Having been left for dead in more ways than one after the critical and commercial failure of 2004’s “The Chronicles of Riddick,” Vin Diesel’s futuristic fugitive Richard B. Riddick gets his lean, mean, R-rated mojo back for “Riddick,” an improbable but very enjoyable sequel that recaptures much of the stripped-down intensity of Diesel and director David Twohy’s franchise starter “Pitch Black” (while treating “Chronicles” like the dream season of “Dallas”). Once again pitting Diesel’s eponymous anti-hero against human and alien adversaries on a rugged desert planet, this exuberantly gory chase pic won’t orbit the same box office galaxy as the star’s “Fast & Furious” series, but will have no trouble recouping its reported $38 million budget (one-third the cost of “Chronicles”).
In an image that can be seen as a metaphor for the entire Riddick franchise, the new film opens with Diesel emerging from under a pile of boulders and resetting a badly broken leg — the old-fashioned way. And for most of the fairly terrific 30 minutes that follow, “Riddick” resembles nothing so much as an outer-space remake of the 1966 Cornel Wilde adventure “The Naked Prey,” with Diesel on the run from all manner of carnivorous creatures, including “alien jackals” that look like the offspring of a zebra and a pit bull. (Riddick even manages to domesticate one, which becomes a surprisingly endearing companion.) You can see here why it has been the actor’s long-held dream project to star in a film about Hannibal crossing the Alps.
In one of few acknowledgments that the events of the bloated, “Dune”-like “Chronicles” even happened, a brief flashback explains that Riddick — having, at the end of that film, been crowned “Lord Marshal” of a band of religious fanatics known as Necromongers (don’t ask) — quickly tired of the despot life and struck out in search of his long-lost home planet, Furya. Instead, he ended up here, a planet identified only as “not Furya,” betrayed by his escorts and left to fend for himself. It doesn’t take long for Riddick’s trademark light-sensitive eyes to discern that he’s not alone — in addition to the aforementioned jackals, the place is positively swarming with fanged, slithery “mud demons,” who take to water the way the winged, hammer-headed beasties of “Pitch Black” took to the night. And wouldn’t you just know it: Out there on the horizon, a big old storm is brewing.
That’s bad news for Riddick, but even worse news for the two rival teams of bounty hunters (or “mercs” in Riddick-speak) who have latterly landed on the planet in search of the man who remains one of the universe’s most wanted. One such group is led by Santana (the excellent Jordi Molla), a reckless firebrand in the Tony Montana mold, while the other is captained by Johns (Matt Nable), a no-nonsense mercenary whose name will instantly ring a bell to the “Pitch Black” faithful. Indeed, for him Riddick isn’t just another bounty; he’s a personal vendetta.

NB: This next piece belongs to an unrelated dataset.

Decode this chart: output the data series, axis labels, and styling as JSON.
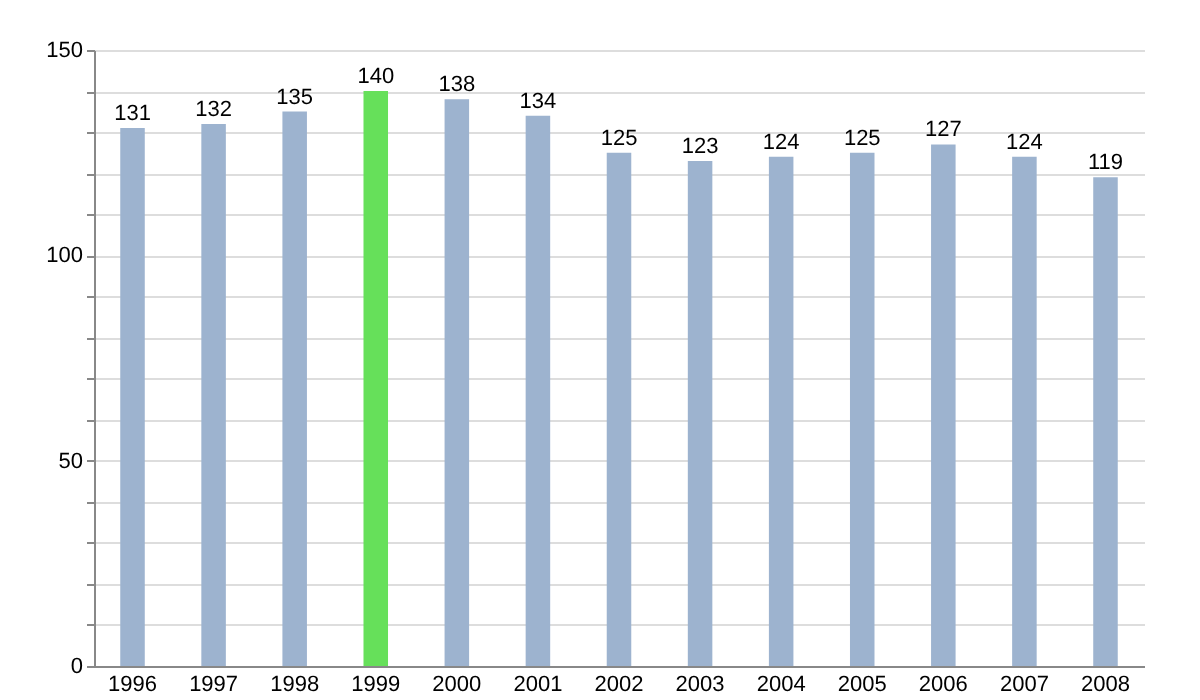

That sets the stage for what is effectively a sleeker, more accomplished, but no less enjoyable “Pitch Black” remake, with rain substituted for darkness, and Riddick and his would-be captors once again forced to work together — or at least pretend to — if they want to make it off Not Furya alive. And if nothing in “Riddick” ever quite tops that opening act, when it seems as though the entire movie might be a solo Diesel performance piece, even at its most conventional this is a solid, unpretentious B-movie entertainment of the sort John Carpenter was regularly turning out in the 1980s and ‘90s, populated by the kind of snub-nosed men (and women) of action favored by Carpenter’s own professed idol: Howard Hawks. To wit, Riddick nearly meets his match here in the form of Johns’ second-in-command, the steely, ass-kicking Dahl (“Battlestar Galactica” star Katee Sackhoff), who succinctly summarizes her character in two lines of dialogue: “I don’t fuck guys. Occasionally, I fuck them up if they need it.”
Twohy, who has become a markedly more confident filmmaker with each successive movie (his last was the ingeniously twisty tropical noir “A Perfect Getaway”), has a grand old time, setting the action against matte-painted vistas that recall many a 1960s space opera and framing it all in spare, deep-focus widescreen compositions. (The cinematography is by David Eggby, who shot “Pitch Black” as well as the original “Mad Max,” a key visual reference here.) And where “Chronicles” overdosed on cartoonish CGI, “Riddick” returns to the “Pitch Black” formula of mixing animated elements with practical effects and puppetry, creating a tactile otherworldly environment that ranges from the sets to the props to the creatures (designed by the great Patrick Tatopoulos) themselves.
Throughout, Diesel cuts a most imposing figure, surprisingly lithe despite his bulk, and with an acerbic wit that keeps things light without ever approaching the cutesy. He is a most unusual movie star — or maybe the herald, along with his sometimes co-star the Rock, of a new breed of movie star — with his shiny bald pate, Barry White basso profondo and indeterminate ethnicity. But the camera unmistakably loves him — and judging from the cheers that erupted at the screening attended, from the mere presence of his name in the opening credits, so does the audience.